Parents have a difficult task in these situations: they need to acknowledge their children’s experiences and feelings, and help them cope with life’s disappointments, but not so much that kids aren’t able to start learning to regulate their own emotions.
STRESSING OVER ‘THE PERFECT EVENT’?
Children learn a lot by observation. So, it helps if they see adults around them handling less-than-perfect situations without losing their cool. That may be something that also takes practice on the adult’s part.
At this time of year, people want to be happy and show their love to family members. Sometimes, that means people can put too much pressure on themselves and others, trying to create ‘the perfect meal’ or find ‘the perfect gift’. No doubt, those very words will be used in advertisements this year, as they are every year!
But chasing perfection can lead to unhappiness. Things do sometimes go wrong. And this year, factors like financial stress and travel restrictions may cause plans to change. Things may be very different to how you’d normally celebrate.
When someone is striving for perfection, and it doesn’t happen, they may be angry at themselves, and say negative things. Or they may look for someone or something to blame.
REALISTIC EXPECTATIONS DOESN’T MEAN EXPECTING THE WORST
Having realistic expectations doesn’t mean being negative, or expecting things to be bad. It just means understanding that while we can try our best, sometimes things won’t go quite to plan.
Whether it’s a burnt meal, forgetting to bring something, or running late, the big question is, is there another way to react?? For example, if one of these things happens, a person might think: “What a disaster! I should have known I’d mess it up. Everyone’s going to be upset now.” These thoughts will often result in negative emotions.
But another possible reaction would be to think: “Well, this bit didn’t go to plan, but everything else seems okay,” or “Everyone makes mistakes. I’ll just focus on what’s important – spending time together.” Thoughts like these are more likely to lead to feeling more calm, contented, and able to enjoy an event, even if it’s not perfect.

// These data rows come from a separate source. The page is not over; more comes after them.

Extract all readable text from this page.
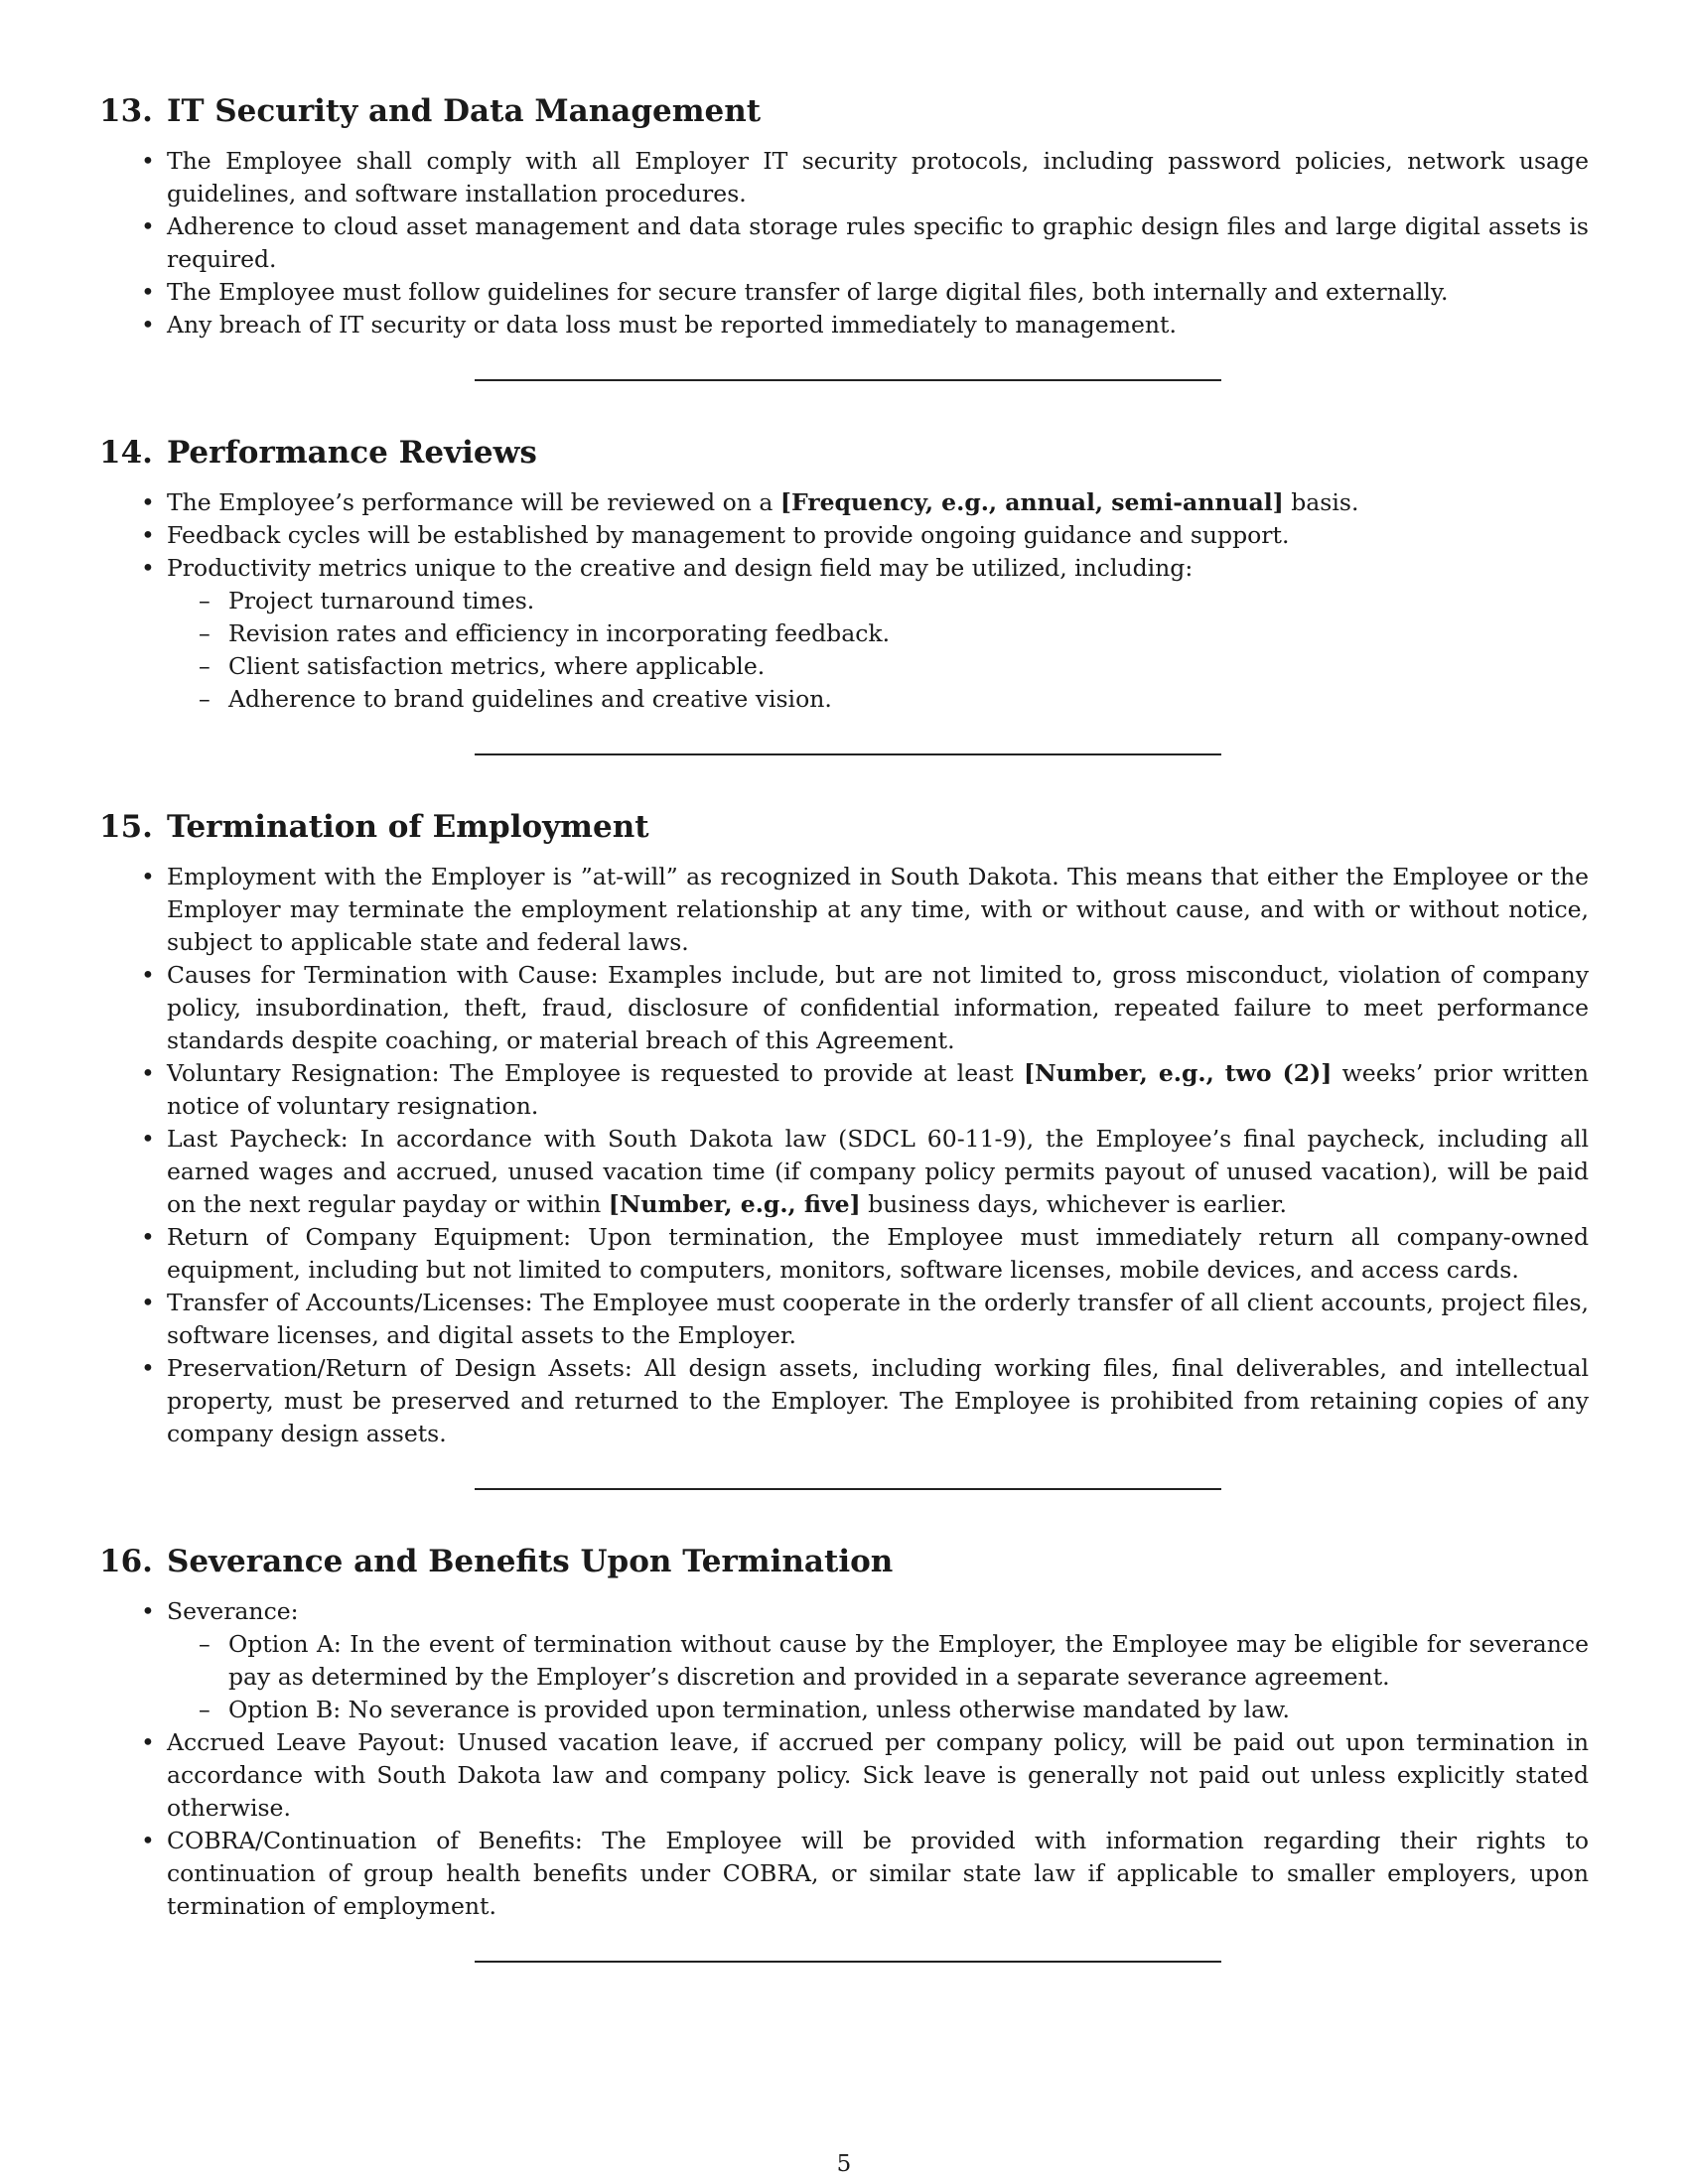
13. IT Security and Data Management
• The Employee shall comply with all Employer IT security protocols, including password policies, network usage guidelines, and software installation procedures.
• Adherence to cloud asset management and data storage rules specific to graphic design files and large digital assets is required.
• The Employee must follow guidelines for secure transfer of large digital files, both internally and externally.
• Any breach of IT security or data loss must be reported immediately to management.
14. Performance Reviews
• The Employee’s performance will be reviewed on a [Frequency, e.g., annual, semi-annual] basis.
• Feedback cycles will be established by management to provide ongoing guidance and support.
• Productivity metrics unique to the creative and design field may be utilized, including:
– Project turnaround times.
– Revision rates and efficiency in incorporating feedback.
– Client satisfaction metrics, where applicable.
– Adherence to brand guidelines and creative vision.
15. Termination of Employment
• Employment with the Employer is ”at-will” as recognized in South Dakota. This means that either the Employee or the Employer may terminate the employment relationship at any time, with or without cause, and with or without notice, subject to applicable state and federal laws.
• Causes for Termination with Cause: Examples include, but are not limited to, gross misconduct, violation of company policy, insubordination, theft, fraud, disclosure of confidential information, repeated failure to meet performance standards despite coaching, or material breach of this Agreement.
• Voluntary Resignation: The Employee is requested to provide at least [Number, e.g., two (2)] weeks’ prior written notice of voluntary resignation.
• Last Paycheck: In accordance with South Dakota law (SDCL 60-11-9), the Employee’s final paycheck, including all earned wages and accrued, unused vacation time (if company policy permits payout of unused vacation), will be paid on the next regular payday or within [Number, e.g., five] business days, whichever is earlier.
• Return of Company Equipment: Upon termination, the Employee must immediately return all company-owned equipment, including but not limited to computers, monitors, software licenses, mobile devices, and access cards.
• Transfer of Accounts/Licenses: The Employee must cooperate in the orderly transfer of all client accounts, project files, software licenses, and digital assets to the Employer.
• Preservation/Return of Design Assets: All design assets, including working files, final deliverables, and intellectual property, must be preserved and returned to the Employer. The Employee is prohibited from retaining copies of any company design assets.
16. Severance and Benefits Upon Termination
• Severance:
– Option A: In the event of termination without cause by the Employer, the Employee may be eligible for severance pay as determined by the Employer’s discretion and provided in a separate severance agreement.
– Option B: No severance is provided upon termination, unless otherwise mandated by law.
• Accrued Leave Payout: Unused vacation leave, if accrued per company policy, will be paid out upon termination in accordance with South Dakota law and company policy. Sick leave is generally not paid out unless explicitly stated otherwise.
• COBRA/Continuation of Benefits: The Employee will be provided with information regarding their rights to continuation of group health benefits under COBRA, or similar state law if applicable to smaller employers, upon termination of employment.
5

And, quite often, the imperfect moments are the ones you reminisce about for years to come!
SIMPLE FAMILY ACTIVITIES AND TRADITIONS CAN HELP KEEP THE FOCUS WHERE IT BELONGS
You can also support children’s emotional and social development by helping them find ways to express kindness to others. Taking some time each year to make some simple gifts or cards, for example, can be a way to develop greater understanding that little things count, especially if there’s genuine effort and care involved. So, what if there’s a random smudge of paint? The recipient won’t mind, because the ‘ideal holiday’ (or birthday, or other event) is something that only exists in movies!

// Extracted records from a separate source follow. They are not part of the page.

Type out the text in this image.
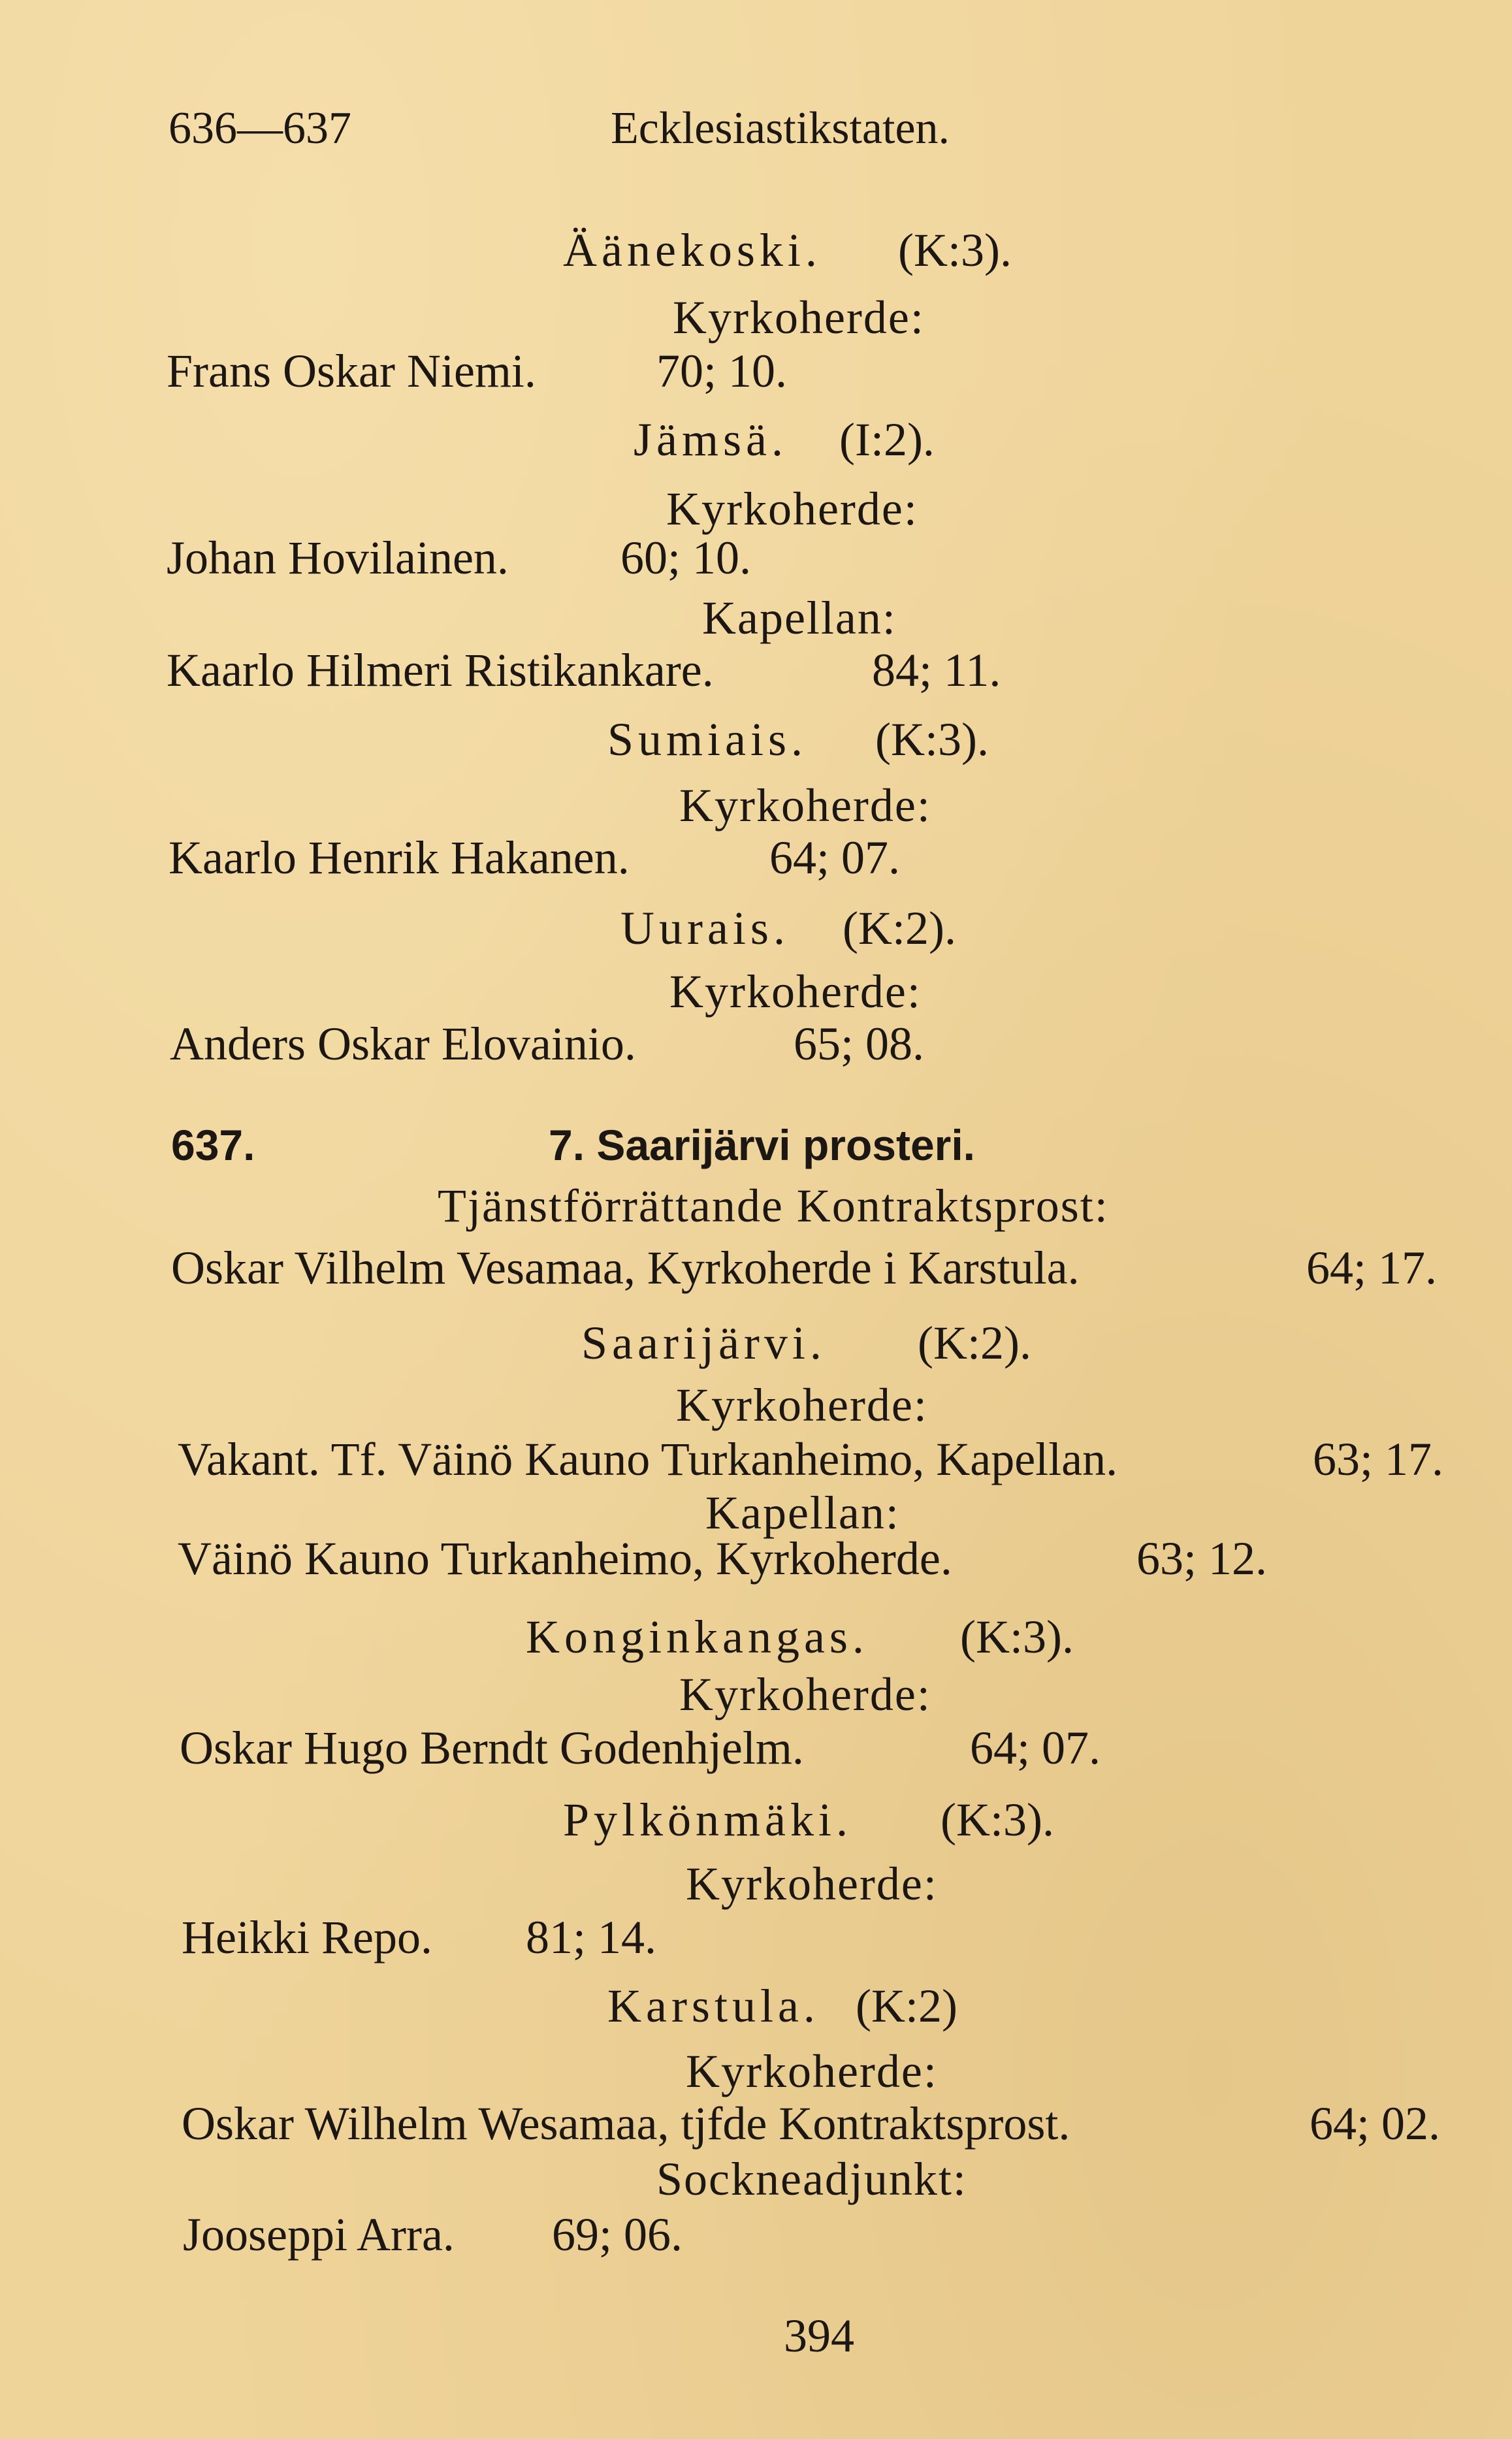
636—637	Ecklesiastikstaten.
Äänekoski. (K:3).
Kyrkoherde:
Frans Oskar Niemi.	70; 10.
Jämsä. (I:2).
Kyrkoherde:
Johan Hovilainen. 60; 10.
Kapellan:
Kaarlo Hilmeri Ristikankare.	84; 11.
Sumiais. (K:3).
Kyrkoherde:
Kaarlo Henrik Hakanen.	64; 07.
Uurais. (K:2).
Kyrkoherde:
Anders Oskar Elovainio.	65; 08.
637.	7. Saarijärvi prosteri.
Tjänstförrättande Kontraktsprost:
Oskar Vilhelm Vesamaa, Kyrkoherde i Karstula.	64; 17.
Saarijärvi. (K:2).
Kyrkoherde:
Vakant. Tf. Väinö Kauno Turkanheimo, Kapellan.	63; 17.
Kapellan:
Väinö Kauno Turkanheimo, Kyrkoherde.	63; 12.
Konginkangas. (K:3).
Kyrkoherde:
Oskar Hugo Berndt Godenhjelm.	64; 07.
Pylkönmäki. (K:3).
Kyrkoherde:
Heikki Repo. 81; 14.
Karstula. (K:2)
Kyrkoherde:
Oskar Wilhelm Wesamaa, tjfde Kontraktsprost.	64; 02.
Sockneadjunkt:
Jooseppi Arra. 69; 06.
394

In this way, your family’s unique family traditions and low-key fun moments where you just enjoy each other’s company, can make this less of a time for unrealistic pressures, and more about concentrating on what’s important. You can demonstrate to children that it’s not about creating a picture-perfect outcome; it’s about just spending time together and being grateful and appreciative for what you have.
USING YOUR KNOWLEDGE
When you understand more about child development and behavior, you can use positive parenting within your own family. You can do this in a way that will work best for you. It works at any time of year, not just right now.
Positive skills and ideas like these make it easier to cope with change and uncertainty. They also help you feel confident you’re supporting your child. You’re also taking important steps to promote their resilience and emotional wellbeing.